FDA should remove the phrase “under one ownership” to reflect the fact that farmers may join together in food hubs and cooperatives to market their products without increasing the risk of foodborne illness.

  • Tell the FDA that farms are not facilities, and the regulations should allow for non-contiguous locations and not discriminate against cooperatives and food hubs.

2) Cost

The FDA admits that the cost of compliance with their proposed rules will be high for farmers, as much as $12,384 for farms with sales of $500,000 or less. This regulatory burden, particularly given some of the questionable testing protocols, is an unacceptable imposition of financial hardship on producers with no history of food safety problems.

  • Tell the FDA their draft proposal will endanger the livelihoods of organic farmers and the access of their customers to safe and nutritionally superior local and organic food.

3) Tester-Hagen and Food Safety Rule Exemptions for Small/Medium Local Farms:

One hard-won gain by farmers and real food advocates, with the original passage of the Food Safety Modernization Act (FSMA) by Congress, was the Tester-Hagan Amendment. Tester-Hagan exempted small-scale, direct-marketing farmers and facilities from some of the new requirements imposed under FSMA. These provisions are necessary for protecting vulnerable, small-scale producers that are providing safe, healthy food for their local communities.

The FDA improperly bases the size requirements for qualifying for the Tester-Hagan exemption (established by Congress as $500,000 in annual sales) on all the food sold by the producer – not just the produce subject to the agency’s jurisdiction or regulated under FSMA.

For example, a grass-fed beef producer with a small orchard who sells $600,000 in beef and $30,000 in fruit would be subject to all of the new costly FSMA requirements for growing and harvesting $30,000 worth of produce — even though the FSMA does not regulate beef!

The determination of the Tester-Hagan exemption should be applied only to the sale of produce covered under the food safety rules.

  • Tell the FDA that the exemption from the food safety rules, guaranteed by Tester-Hagan, must be respected and determined by the sale of produce covered by the rule, not the total sale of all food grown and raised on a farm.  

WHAT YOU CAN DO

As I mentioned above, comments are due by the end of day today, December 15th. So, please take action immediately to protect organic farmers and consumers.

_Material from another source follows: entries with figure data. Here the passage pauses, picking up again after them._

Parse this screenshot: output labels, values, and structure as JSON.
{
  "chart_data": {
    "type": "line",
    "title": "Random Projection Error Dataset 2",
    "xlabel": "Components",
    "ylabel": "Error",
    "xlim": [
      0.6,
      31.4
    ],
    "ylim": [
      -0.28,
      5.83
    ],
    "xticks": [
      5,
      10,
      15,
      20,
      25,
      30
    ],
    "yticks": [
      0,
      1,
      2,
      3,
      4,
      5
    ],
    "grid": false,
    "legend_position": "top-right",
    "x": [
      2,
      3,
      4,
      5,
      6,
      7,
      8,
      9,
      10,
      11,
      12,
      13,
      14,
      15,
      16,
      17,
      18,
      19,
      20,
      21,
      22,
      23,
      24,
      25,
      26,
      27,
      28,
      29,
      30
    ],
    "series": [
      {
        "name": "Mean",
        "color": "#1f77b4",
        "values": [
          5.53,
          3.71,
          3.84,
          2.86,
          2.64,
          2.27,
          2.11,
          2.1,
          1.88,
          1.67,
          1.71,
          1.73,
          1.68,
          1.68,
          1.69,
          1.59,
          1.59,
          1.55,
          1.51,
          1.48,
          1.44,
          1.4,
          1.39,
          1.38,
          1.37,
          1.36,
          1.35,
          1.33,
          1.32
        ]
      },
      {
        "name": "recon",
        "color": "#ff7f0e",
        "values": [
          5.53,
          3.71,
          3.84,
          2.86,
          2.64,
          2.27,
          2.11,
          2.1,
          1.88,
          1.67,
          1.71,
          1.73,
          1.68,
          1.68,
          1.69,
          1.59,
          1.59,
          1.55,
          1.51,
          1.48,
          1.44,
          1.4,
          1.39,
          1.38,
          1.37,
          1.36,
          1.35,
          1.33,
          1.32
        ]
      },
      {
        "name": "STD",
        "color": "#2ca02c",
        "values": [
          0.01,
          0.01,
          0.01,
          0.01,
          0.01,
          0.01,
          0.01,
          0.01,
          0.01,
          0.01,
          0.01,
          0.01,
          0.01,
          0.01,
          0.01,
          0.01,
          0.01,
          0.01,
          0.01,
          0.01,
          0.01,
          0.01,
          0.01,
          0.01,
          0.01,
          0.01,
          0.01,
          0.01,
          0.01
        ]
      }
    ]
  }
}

You can comment online, but be sure to do so at BOTH of these locations as the regulations impacting family scale farmers are intertwined in each of these FDA dockets:

http://www.regulations.gov/#!submitComment;D=FDA-2011-N-0921-0973
http://www.regulations.gov/#!submitComment;D=FDA-2011-N-0920-1553

You can take the comments above – the ones in bold and italics – and copy/paste them into the two sites above. Please personalize them a little bit, so everyone’s comments are not the same.

Thank you so much for protecting organic food.